Я буду любить тебя..., стр. 57

Глава XXIX

В которой я прихожу на зов

Кроваво-красное солнце упало за лес, окрасив воды реки таким же карминным цветом. В небе не было видно ни тучки, только яркий багрянец, заливающий его до самого зенита; на этом фоне лес выглядел чернильно-черным, как краска, которой индейцы расписывают себя, перед тем как вступить на тропу войны. Потом алое сияние померкло, и настала ночь, звездная и безветренная. В камине горел огонь. Я оторвался от окна, подошел к камину, сел и, вглядываясь во впадинки между вишневыми угольками, начал рисовать себе в них всякие чудесные картинки, как, бывало, делал это когда-то в детстве.

Я просидел так допоздна. Все городские шумы затихли, и лишь по временам до моего слуха долетал отдаленный крик стражника из ночного дозора: «Все спокойно!» Дикона содержали вместе со мною; он лежал, не раздеваясь, на соломенной подстилке в дальнем углу камеры, и я не поинтересовался у него, спит он или нет.
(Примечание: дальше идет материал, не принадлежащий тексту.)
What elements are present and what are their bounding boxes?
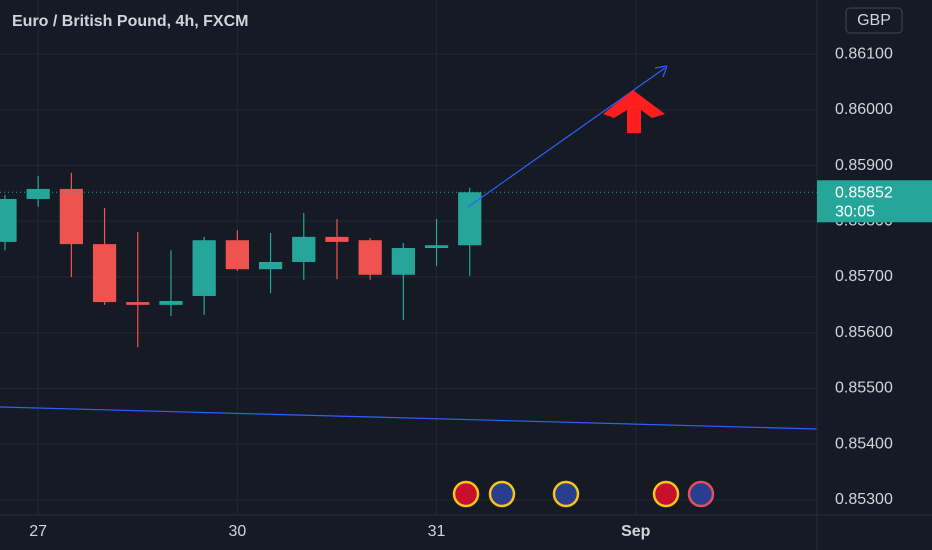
candle-body [325,236,349,242]
candle-body [192,240,216,296]
uk-event [652,480,680,508]
candle-body [26,188,50,199]
candle-body [391,248,415,275]
last-price-box [817,180,932,223]
y-tick-label: 0.86000 [835,101,893,118]
y-tick-label: 0.85500 [835,380,893,397]
y-tick-label: 0.85600 [835,324,893,341]
y-tick-label: 0.86100 [835,45,893,62]
currency: GBP [857,12,891,29]
candle-body [59,188,83,245]
candle-body [292,236,316,262]
x-tick-label: Sep [621,523,651,540]
candle-body [458,192,482,246]
chart-title: Euro / British Pound, 4h, FXCM [12,13,248,30]
candle-body [159,300,183,305]
currency-box [845,7,903,34]
candle-body [358,240,382,275]
candle-body [0,198,17,242]
uk-event [452,480,480,508]
x-tick-label: 31 [428,523,446,540]
candle-body [92,244,117,303]
candle-body [126,302,150,305]
x-tick-label: 30 [228,523,246,540]
grid [0,0,817,515]
candle-body [424,245,449,249]
x-tick-label: 27 [29,523,47,540]
candles [0,172,817,348]
y-tick-label: 0.85900 [835,157,893,174]
red-arrow [603,90,665,133]
trend-line [0,406,818,430]
last-price-label: 0.85852 [835,185,893,202]
eu-event [552,480,580,508]
axes: 0.85300 0.85400 0.85500 0.85600 0.85700 0.858… [29,45,932,540]
y-tick-label: 0.85300 [835,491,893,508]
candle-body [258,261,283,270]
arrow-head [654,65,668,78]
countdown: 30:05 [835,204,875,221]
y-tick-label: 0.85700 [835,268,893,285]
eu-event [488,480,516,508]
event-icons [452,480,715,508]
eu-event [687,480,715,508]
candle-body [225,240,249,270]
y-tick-label: 0.85400 [835,435,893,452]
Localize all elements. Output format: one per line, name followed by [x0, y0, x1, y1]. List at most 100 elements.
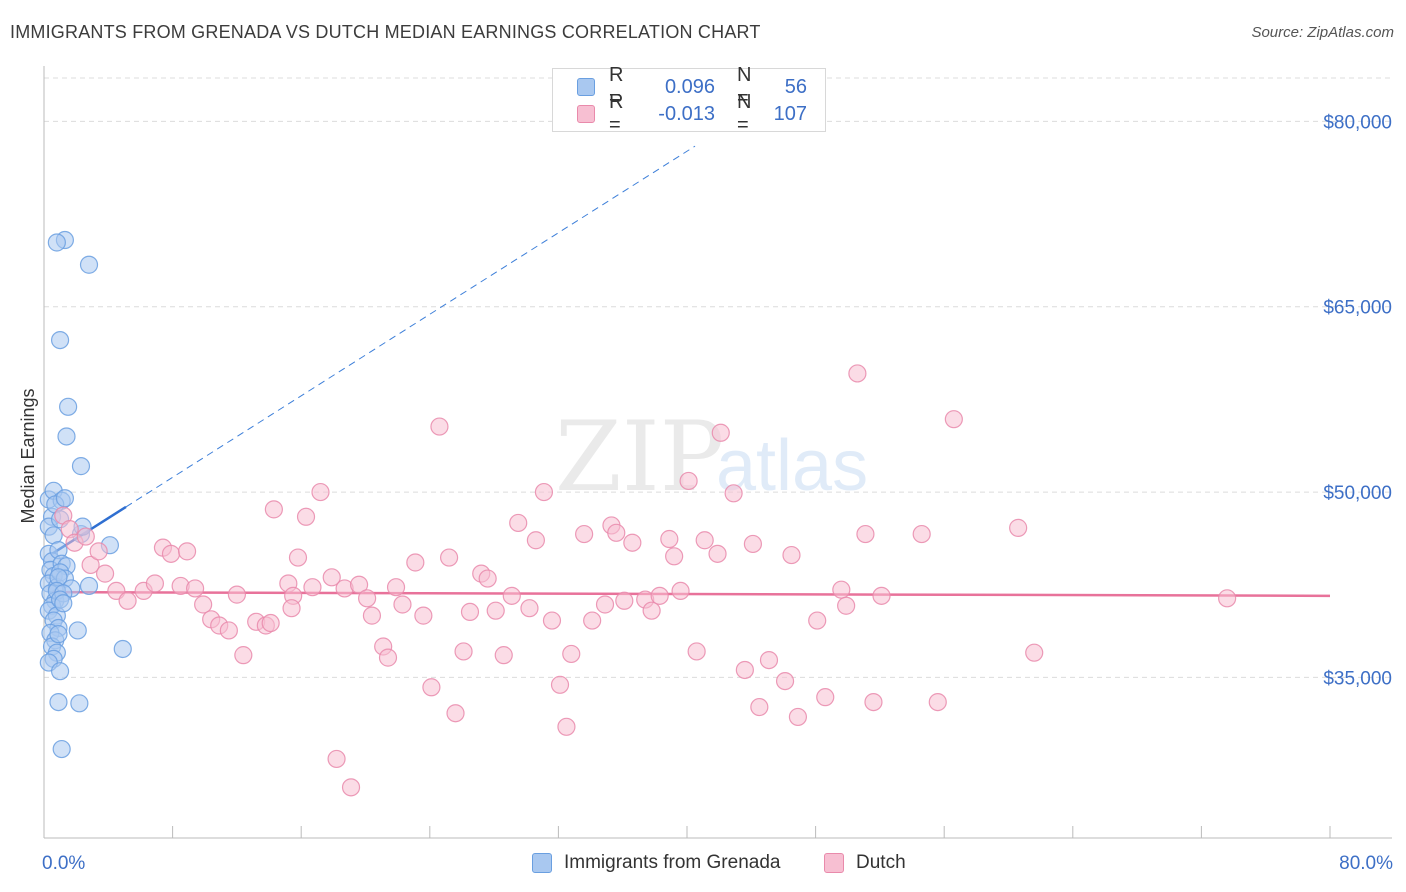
bottom-legend-label: Dutch	[856, 852, 906, 873]
dutch-point	[454, 642, 473, 661]
y-tick-label: $80,000	[1323, 112, 1392, 133]
dutch-point	[296, 507, 316, 526]
dutch-point	[816, 688, 835, 707]
dutch-point	[446, 704, 465, 723]
dutch-point	[81, 555, 100, 575]
dutch-point	[782, 545, 801, 565]
dutch-point	[743, 534, 763, 554]
dutch-point	[219, 621, 238, 640]
dutch-point	[832, 580, 851, 599]
legend-n-label: N =	[737, 64, 752, 109]
dutch-point	[509, 513, 528, 533]
dutch-point	[534, 482, 554, 502]
dutch-point	[327, 749, 346, 769]
legend-n-value: 107	[773, 102, 807, 125]
legend-swatch-dutch	[577, 105, 595, 123]
dutch-point	[708, 544, 727, 563]
grenada-point	[55, 489, 74, 508]
dutch-point	[1009, 518, 1028, 537]
dutch-point	[145, 574, 165, 593]
dutch-point	[460, 602, 480, 622]
bottom-legend-grenada[interactable]: Immigrants from Grenada	[532, 852, 780, 874]
dutch-point	[234, 646, 253, 665]
dutch-point	[430, 417, 449, 436]
grenada-point	[54, 594, 73, 613]
dutch-point	[687, 642, 706, 661]
dutch-point	[194, 595, 213, 614]
dutch-point	[856, 524, 875, 544]
gridlines	[44, 77, 1392, 678]
y-axis-label: Median Earnings	[18, 388, 38, 523]
dutch-point	[486, 601, 505, 620]
dutch-point	[848, 364, 867, 383]
grenada-point	[79, 255, 99, 274]
grenada-point	[57, 427, 76, 446]
legend-n-label: N =	[737, 91, 752, 136]
legend-r-label: R =	[609, 64, 624, 109]
dutch-point	[288, 548, 308, 567]
dutch-point	[808, 611, 827, 630]
bottom-legend-label: Immigrants from Grenada	[564, 852, 781, 873]
dutch-point	[261, 613, 280, 633]
grenada-point	[49, 625, 68, 644]
grenada-point	[113, 639, 132, 659]
grenada-point	[59, 397, 78, 416]
dutch-point	[349, 575, 369, 594]
dutch-point	[671, 581, 690, 601]
dutch-point	[322, 568, 341, 587]
dutch-point	[775, 671, 795, 691]
bottom-legend-dutch[interactable]: Dutch	[824, 852, 906, 874]
grenada-trend-extension	[125, 145, 696, 508]
dutch-point	[362, 606, 382, 625]
dutch-point	[711, 423, 730, 442]
grenada-point	[50, 331, 70, 350]
dutch-point	[439, 548, 459, 567]
dutch-point	[502, 586, 521, 605]
dutch-point	[872, 586, 891, 605]
legend-swatch-grenada	[577, 78, 595, 96]
dutch-point	[478, 569, 497, 588]
dutch-point	[623, 533, 642, 552]
dutch-point	[386, 578, 406, 597]
dutch-point	[526, 531, 545, 550]
data-points	[39, 230, 1237, 797]
dutch-point	[788, 707, 808, 727]
dutch-point	[264, 500, 283, 519]
trend-lines	[51, 145, 1331, 598]
grenada-point	[71, 457, 91, 476]
dutch-point	[660, 529, 679, 549]
axes	[43, 66, 1392, 839]
dutch-point	[393, 595, 412, 614]
dutch-point	[695, 531, 714, 550]
grenada-point	[49, 692, 68, 712]
y-tick-label: $35,000	[1323, 668, 1392, 689]
dutch-point	[378, 648, 398, 667]
dutch-point	[311, 482, 330, 502]
dutch-point	[414, 606, 433, 625]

Мы с ним никогда не тратили слов понапрасну, и с тех пор, как случай опять свел нас вместе, разговаривали лишь тогда, когда в том являлась нужда.

Часов около десяти, когда огонь в камине почти погас, в замке заскрежетал ключ, но не так, как обычно, а тише и осторожнее. Дверь отворилась, и вошедший тюремщик беззвучно закрыл ее за собой. У него не было причины беспокоить меня в столь поздний час, и поначалу я взглянул на него хмуро, но вскоре раздражение уступило место любопытству.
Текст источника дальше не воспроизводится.